München Horst Seehofer hat wieder gut lachen. „Ich habe überhaupt keine Sorgen – weder politisch noch privat“, sagt der CSU-Chef scherzend in München. Kein Vergleich zu 2015, damals kochte er innerlich wie äußerlich, wegen „seiner Angela“ – beziehungsweise wegen der Aufnahme hunderttausender Flüchtlinge in Deutschland durch die Politik der offenen Arme von Kanzlerin Merkel (CDU). Die CSU und Seehofer waren über Nacht aus dem Gleichgewicht geraten, wirkten schwach und hilflos. Es folgte auf dem CSU-Parteitag 2015 eine beispiellose CSU-Standpauke an eine schweigende Merkel.

Ein Jahr später sind die Vorzeichen vor dem nächsten CSU-Parteitag in München andere: Seit Wochen ist der bayerische Ministerpräsident um Gelassenheit und Souveränität bemüht. Seehofer und die CSU wollen Stärke demonstrieren nach innen und außen. Denn bei den Wahlen im Bund 2017 und in Bayern 2018 gehe es für die CSU um die Existenz.
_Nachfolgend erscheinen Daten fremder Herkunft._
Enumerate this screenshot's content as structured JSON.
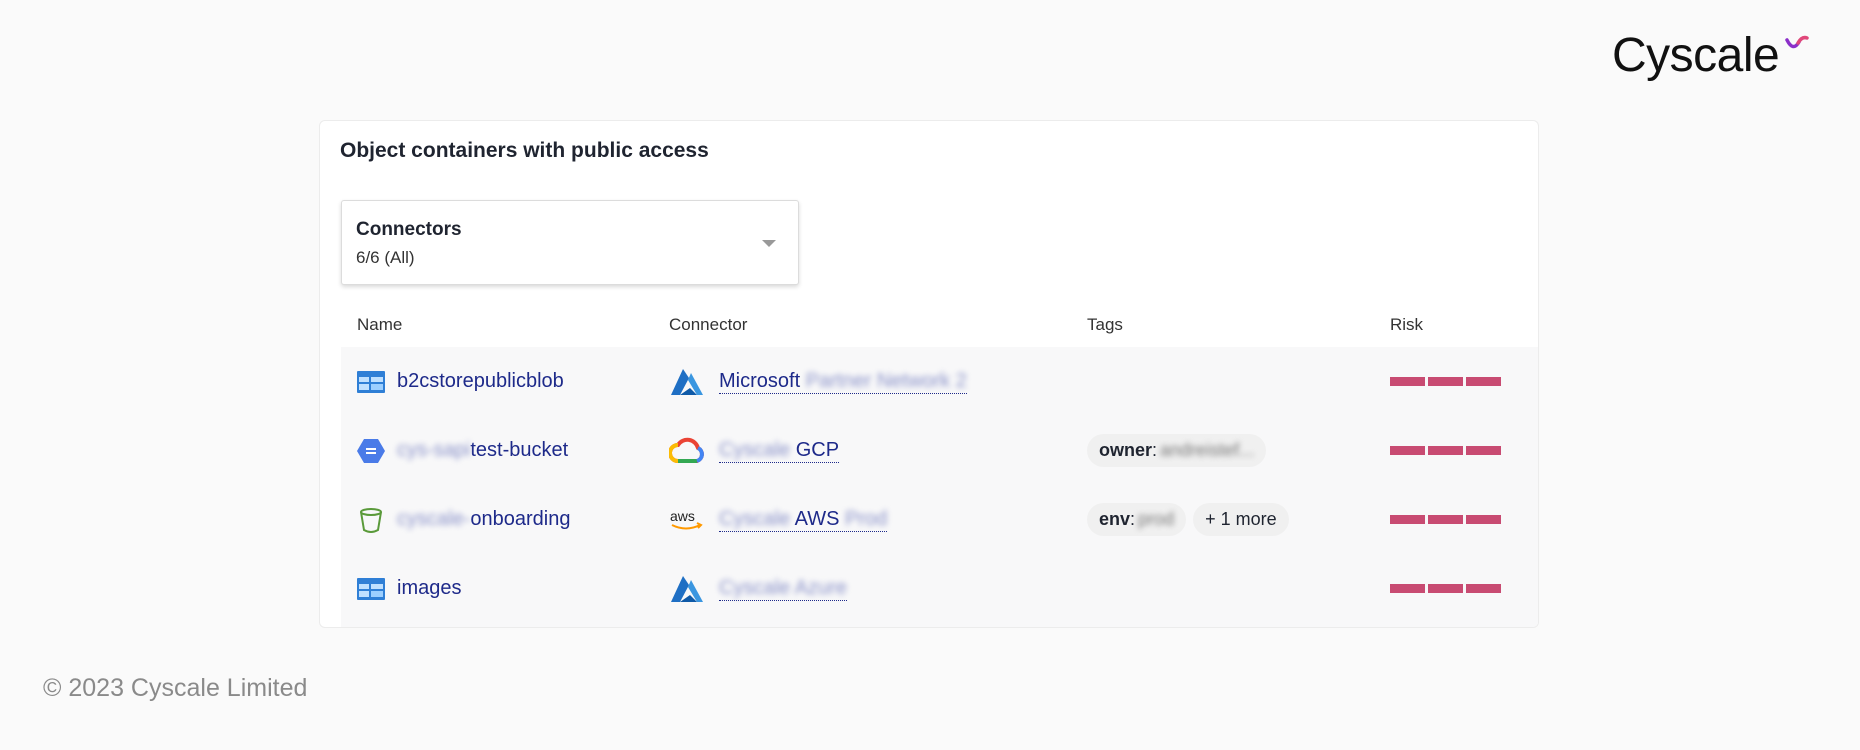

Der Parteitag markiert also keinen Abschluss einer Krise, sondern den Auftakt für zwei Schicksalsjahre.

Darauf bereitet Seehofer seine Partei seit Monaten vor, das ist der rote Faden seiner Arbeit. Seehofer wird sich der Aufgabe auch auf dem zweitägigen Parteitag widmen – zwei Reden will er halten – am Freitag fokussiert auf das Aktuelle, am Samstag eher auf das Grundsätzliche.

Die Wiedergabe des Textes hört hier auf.